Ainsi, les pratiques artistiques autochtones du Québec vivent depuis le début des années 2000 une véritable ébullition. Que ce soit en littérature, en arts visuels ou en cinéma, les créateurs/trices des Premières Nations opèrent une prise de parole au sein de l'espace public et créatif, démontrant le dynamisme de leurs cultures, de même que leur singularité.

Nous centrons notre recherche sur les formes de pratiques artistiques appelées "spectacle vivant". Voici ici la définition qu'en donne la loi française :

" Le vocable "spectacle vivant" désigne l'ensemble des spectacles "produits ou diffusés par des personnes qui, en vue de la représentation en public d'une oeuvre de l'esprit, s'assurent la présence physique d'au moins un artiste du spectacle". La danse, la musique, le théâtre, dans toute la diversité de leurs formes (opéra, musique de variété, chorales, fanfares, cirque, arts de la rue, conte, marionnettes...), appartiennent au spectacle vivant, par opposition au spectacle enregistré (cinéma-audiovisuel).30 "

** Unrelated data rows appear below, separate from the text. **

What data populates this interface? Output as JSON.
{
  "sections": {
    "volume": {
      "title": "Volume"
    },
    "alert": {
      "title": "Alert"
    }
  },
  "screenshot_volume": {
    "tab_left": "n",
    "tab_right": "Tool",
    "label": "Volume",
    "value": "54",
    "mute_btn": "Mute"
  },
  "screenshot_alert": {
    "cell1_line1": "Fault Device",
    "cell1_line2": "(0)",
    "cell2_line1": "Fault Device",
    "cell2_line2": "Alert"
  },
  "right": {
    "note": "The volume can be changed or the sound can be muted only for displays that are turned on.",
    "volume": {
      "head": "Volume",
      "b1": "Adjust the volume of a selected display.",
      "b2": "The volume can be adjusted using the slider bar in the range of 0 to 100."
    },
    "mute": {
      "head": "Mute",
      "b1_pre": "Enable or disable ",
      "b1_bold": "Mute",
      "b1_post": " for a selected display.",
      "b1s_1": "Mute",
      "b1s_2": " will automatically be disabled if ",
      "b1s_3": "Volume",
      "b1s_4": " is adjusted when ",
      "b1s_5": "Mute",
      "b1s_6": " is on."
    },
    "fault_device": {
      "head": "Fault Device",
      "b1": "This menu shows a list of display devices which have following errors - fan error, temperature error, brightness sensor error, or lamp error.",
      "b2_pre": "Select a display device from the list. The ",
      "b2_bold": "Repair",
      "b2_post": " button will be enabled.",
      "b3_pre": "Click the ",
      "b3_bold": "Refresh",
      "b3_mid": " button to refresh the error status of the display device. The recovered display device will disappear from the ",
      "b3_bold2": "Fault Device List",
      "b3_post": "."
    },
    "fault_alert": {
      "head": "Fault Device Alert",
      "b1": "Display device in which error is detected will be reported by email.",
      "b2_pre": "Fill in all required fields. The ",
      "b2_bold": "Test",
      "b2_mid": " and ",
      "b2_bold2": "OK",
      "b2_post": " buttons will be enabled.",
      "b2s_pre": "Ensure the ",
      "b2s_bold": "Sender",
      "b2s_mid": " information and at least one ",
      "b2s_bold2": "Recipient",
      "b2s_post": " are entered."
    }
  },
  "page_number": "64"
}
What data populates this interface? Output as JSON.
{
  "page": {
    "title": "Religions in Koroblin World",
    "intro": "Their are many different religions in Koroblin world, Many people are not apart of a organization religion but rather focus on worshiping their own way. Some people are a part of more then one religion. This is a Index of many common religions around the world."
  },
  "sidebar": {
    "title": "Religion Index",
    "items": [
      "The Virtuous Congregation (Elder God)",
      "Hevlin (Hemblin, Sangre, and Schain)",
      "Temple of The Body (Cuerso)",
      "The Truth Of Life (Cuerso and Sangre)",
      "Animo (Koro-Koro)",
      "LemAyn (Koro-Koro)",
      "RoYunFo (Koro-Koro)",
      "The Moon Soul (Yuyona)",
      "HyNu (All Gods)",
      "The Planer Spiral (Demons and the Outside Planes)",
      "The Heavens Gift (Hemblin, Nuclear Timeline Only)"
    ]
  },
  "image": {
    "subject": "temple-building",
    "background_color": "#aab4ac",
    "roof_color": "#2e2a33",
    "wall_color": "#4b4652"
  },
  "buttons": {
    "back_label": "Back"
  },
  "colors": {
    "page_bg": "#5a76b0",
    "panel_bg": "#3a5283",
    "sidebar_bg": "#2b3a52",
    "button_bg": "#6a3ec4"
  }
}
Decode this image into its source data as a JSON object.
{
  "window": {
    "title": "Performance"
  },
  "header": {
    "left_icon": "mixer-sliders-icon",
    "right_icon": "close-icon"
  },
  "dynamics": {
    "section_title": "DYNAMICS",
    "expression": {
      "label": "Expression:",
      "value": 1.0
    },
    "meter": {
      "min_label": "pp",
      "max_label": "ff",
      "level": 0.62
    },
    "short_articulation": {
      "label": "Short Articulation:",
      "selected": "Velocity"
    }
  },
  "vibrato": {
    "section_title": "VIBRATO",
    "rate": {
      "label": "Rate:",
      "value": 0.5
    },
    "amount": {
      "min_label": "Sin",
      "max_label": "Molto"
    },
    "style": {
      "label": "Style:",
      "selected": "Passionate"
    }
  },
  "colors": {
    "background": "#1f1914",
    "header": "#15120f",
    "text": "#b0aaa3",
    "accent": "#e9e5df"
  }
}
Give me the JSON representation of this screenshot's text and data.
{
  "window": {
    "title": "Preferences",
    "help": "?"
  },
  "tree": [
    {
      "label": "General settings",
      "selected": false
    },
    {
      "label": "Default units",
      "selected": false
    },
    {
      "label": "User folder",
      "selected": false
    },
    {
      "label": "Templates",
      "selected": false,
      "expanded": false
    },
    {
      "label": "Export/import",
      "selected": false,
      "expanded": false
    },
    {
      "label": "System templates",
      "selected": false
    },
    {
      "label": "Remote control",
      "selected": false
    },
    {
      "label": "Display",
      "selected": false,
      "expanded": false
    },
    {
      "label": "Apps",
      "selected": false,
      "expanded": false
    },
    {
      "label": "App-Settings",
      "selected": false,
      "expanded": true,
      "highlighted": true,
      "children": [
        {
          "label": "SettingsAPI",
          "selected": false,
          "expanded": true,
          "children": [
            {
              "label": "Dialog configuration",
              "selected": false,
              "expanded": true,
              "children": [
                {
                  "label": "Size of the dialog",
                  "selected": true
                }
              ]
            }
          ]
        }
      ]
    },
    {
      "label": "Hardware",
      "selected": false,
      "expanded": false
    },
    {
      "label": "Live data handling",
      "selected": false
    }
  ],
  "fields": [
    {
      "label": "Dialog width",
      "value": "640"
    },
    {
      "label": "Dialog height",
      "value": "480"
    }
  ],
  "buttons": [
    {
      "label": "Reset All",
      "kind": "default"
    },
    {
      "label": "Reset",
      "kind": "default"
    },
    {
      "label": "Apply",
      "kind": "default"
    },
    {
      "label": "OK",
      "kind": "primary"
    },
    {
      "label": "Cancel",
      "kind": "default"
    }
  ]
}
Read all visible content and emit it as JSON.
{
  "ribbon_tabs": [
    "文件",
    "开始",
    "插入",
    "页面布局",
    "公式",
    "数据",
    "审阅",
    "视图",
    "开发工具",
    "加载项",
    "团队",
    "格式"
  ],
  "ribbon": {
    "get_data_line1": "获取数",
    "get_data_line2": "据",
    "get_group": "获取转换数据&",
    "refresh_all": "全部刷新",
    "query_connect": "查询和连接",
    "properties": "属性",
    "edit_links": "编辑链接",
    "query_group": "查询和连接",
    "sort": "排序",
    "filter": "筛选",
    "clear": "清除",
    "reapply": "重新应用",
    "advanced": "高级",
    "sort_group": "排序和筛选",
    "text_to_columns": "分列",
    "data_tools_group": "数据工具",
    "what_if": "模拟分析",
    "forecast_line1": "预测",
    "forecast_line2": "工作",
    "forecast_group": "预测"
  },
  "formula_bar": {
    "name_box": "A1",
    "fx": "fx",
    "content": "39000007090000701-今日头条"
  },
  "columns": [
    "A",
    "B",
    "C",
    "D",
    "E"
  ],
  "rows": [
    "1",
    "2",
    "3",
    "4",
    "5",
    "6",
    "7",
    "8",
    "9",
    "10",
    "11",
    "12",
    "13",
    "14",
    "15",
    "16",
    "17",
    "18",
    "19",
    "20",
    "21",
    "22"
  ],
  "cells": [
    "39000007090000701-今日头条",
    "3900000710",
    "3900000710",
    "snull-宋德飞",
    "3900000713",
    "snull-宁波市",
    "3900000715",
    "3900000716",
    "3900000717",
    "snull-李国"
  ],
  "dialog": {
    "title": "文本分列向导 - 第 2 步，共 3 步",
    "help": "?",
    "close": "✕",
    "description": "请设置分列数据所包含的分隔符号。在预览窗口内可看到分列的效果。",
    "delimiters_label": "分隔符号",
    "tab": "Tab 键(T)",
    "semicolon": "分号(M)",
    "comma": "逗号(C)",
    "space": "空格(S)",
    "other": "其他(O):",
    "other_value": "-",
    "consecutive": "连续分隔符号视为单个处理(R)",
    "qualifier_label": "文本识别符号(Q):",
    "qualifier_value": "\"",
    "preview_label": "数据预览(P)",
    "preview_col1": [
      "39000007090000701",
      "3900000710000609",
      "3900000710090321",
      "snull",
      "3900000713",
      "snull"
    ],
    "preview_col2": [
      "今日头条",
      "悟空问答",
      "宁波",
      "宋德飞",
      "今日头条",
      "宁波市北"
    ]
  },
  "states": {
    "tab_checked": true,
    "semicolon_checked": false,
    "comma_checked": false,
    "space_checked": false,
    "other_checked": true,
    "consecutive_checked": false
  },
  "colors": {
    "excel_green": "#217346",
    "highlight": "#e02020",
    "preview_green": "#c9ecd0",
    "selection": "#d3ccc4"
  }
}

A. UN LIEN DIFFICILE A ETABLIR

Comme nous l'avions précisé en introduction, nous n'avons pas trouvé de littérature portant sur la revitalisation des langues autochtones par le biais du spectacle vivant. Nous comptions donc sur les entretiens téléphoniques pour explorer l'existence de ce lien - entretiens qui n'ont donc pas pu avoir lieu en raison de la pandémie.

Car lors de nos recherches, nous avons constaté que la création artistique en langue autochtone existe, et est pleine de vigueur : des théâtres proposant des pièces et des cours en langues autochtones, des artistes musicaux de tous styles et de toutes les Nations, des festivals petits et grands.

Rappelons ici que notre objectif est de savoir si toutes ces manifestations ont une influence sur le degré de revitalisation des langues pratiquées, c'est-à-dire savoir si elles sont davantage

30 Source : site du Ministère de la Culture.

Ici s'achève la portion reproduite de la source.